I bought a silencer for my gun, but I don't think it works.
My victims still scream.
Imagine being expelled from school for bringing a weapon to school.
A news headline read: "A toddler has shot a person every week in the US for two years straight."
He was in the infantry.
My cousin: Brother, I lost in a game of Call of Duty: Moe Bill [he was supposed to pronounce it as mobile; however, I left it as it is].

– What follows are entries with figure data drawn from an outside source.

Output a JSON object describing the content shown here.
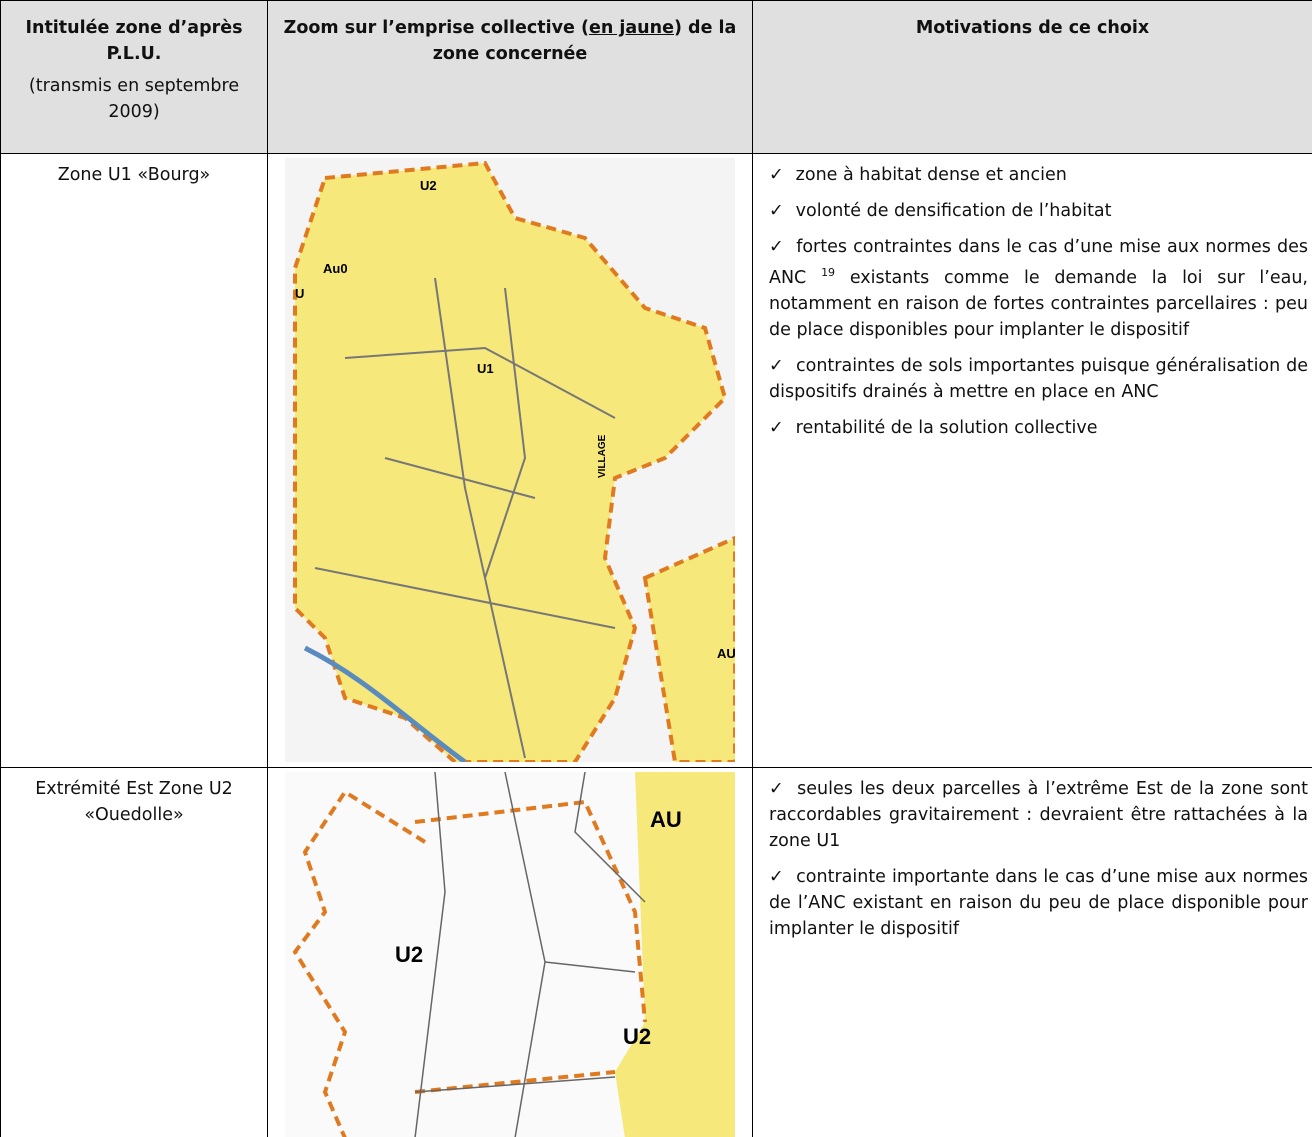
{
  "table": {
    "header": {
      "col1_title": "Intitulée zone d’après P.L.U.",
      "col1_note": "(transmis en septembre 2009)",
      "col2_title_before": "Zoom sur l’emprise collective (",
      "col2_title_underlined": "en jaune",
      "col2_title_after": ") de la zone concernée",
      "col3_title": "Motivations de ce choix"
    },
    "bullet_mark": "✓",
    "rows": [
      {
        "zone": "Zone U1 «Bourg»",
        "map_labels": [
          "U2",
          "Au0",
          "U",
          "U1",
          "VILLAGE",
          "AU"
        ],
        "bullets": [
          {
            "text": "zone à habitat dense et ancien"
          },
          {
            "text": "volonté de densification de l’habitat"
          },
          {
            "text": "fortes contraintes dans le cas d’une mise aux normes des ANC",
            "sup": "19",
            "after": "existants comme le demande la loi sur l’eau, notamment en raison de fortes contraintes parcellaires : peu de place disponibles pour implanter le dispositif"
          },
          {
            "text": "contraintes de sols importantes puisque généralisation de dispositifs drainés à mettre en place en ANC"
          },
          {
            "text": "rentabilité de la solution collective"
          }
        ]
      },
      {
        "zone": "Extrémité Est Zone U2 «Ouedolle»",
        "map_labels": [
          "AU",
          "U2",
          "U2"
        ],
        "bullets": [
          {
            "text": "seules les deux parcelles à l’extrême Est de la zone sont raccordables gravitairement : devraient être rattachées à la zone U1"
          },
          {
            "text": "contrainte importante dans le cas d’une mise aux normes de l’ANC existant en raison du peu de place disponible pour implanter le dispositif"
          }
        ]
      }
    ]
  }
}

Me: So tell me about it then.
My cousin: I lost to Sum_Baldi.
Me: Somebody? Don’t they have, like, the name of you opponents?
My cousin: No, no, no, the name was Sum_Baldi. S.U.M_B.A.L.D.I.
Me: Ok, my bad. Continue.
My cousin: I got Sum_Baldi, and 5 seconds later, I got kill[ed] by Sum_Fing_Wong.

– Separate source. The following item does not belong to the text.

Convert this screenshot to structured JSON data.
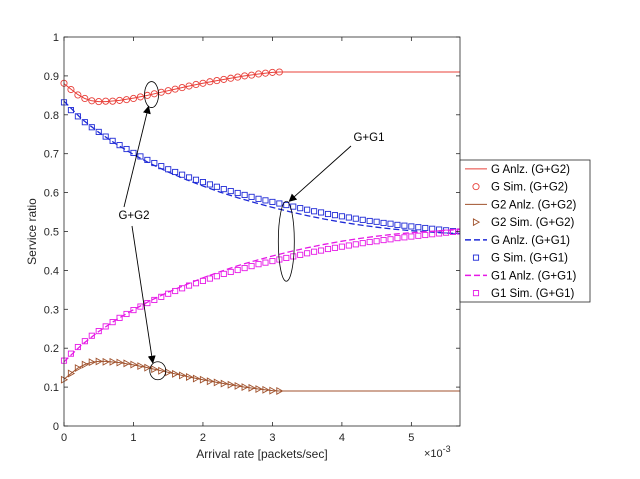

Me: It’s not wrong! In Call of Duty, you are suppose to kill or be killed.
My cousin: No, no, no, the name was Sum_Fing_Wong. S.U.M_F.I.N.G_W.O.N.G.
Me: My bad again. Do continue.
My cousin: I got so angry I blow[ed] up.
Me: So you got blowed up, by what weapon?
My cousin: By the game.
Me: [was not expecting that for an answer]
There's going to be a party at the orphanage tonight, I'm bringing a gun
Me: Hey, do you want to see my grandma?
Friend: Yeah, sure.
Me: *pulls out gun*
If Will Smith had a revolver and said, "Who fucked my wife?" Chris Rock would say, "You don't have enough bullets, mate."
What's a fetus' favorite gun? A micro SMG.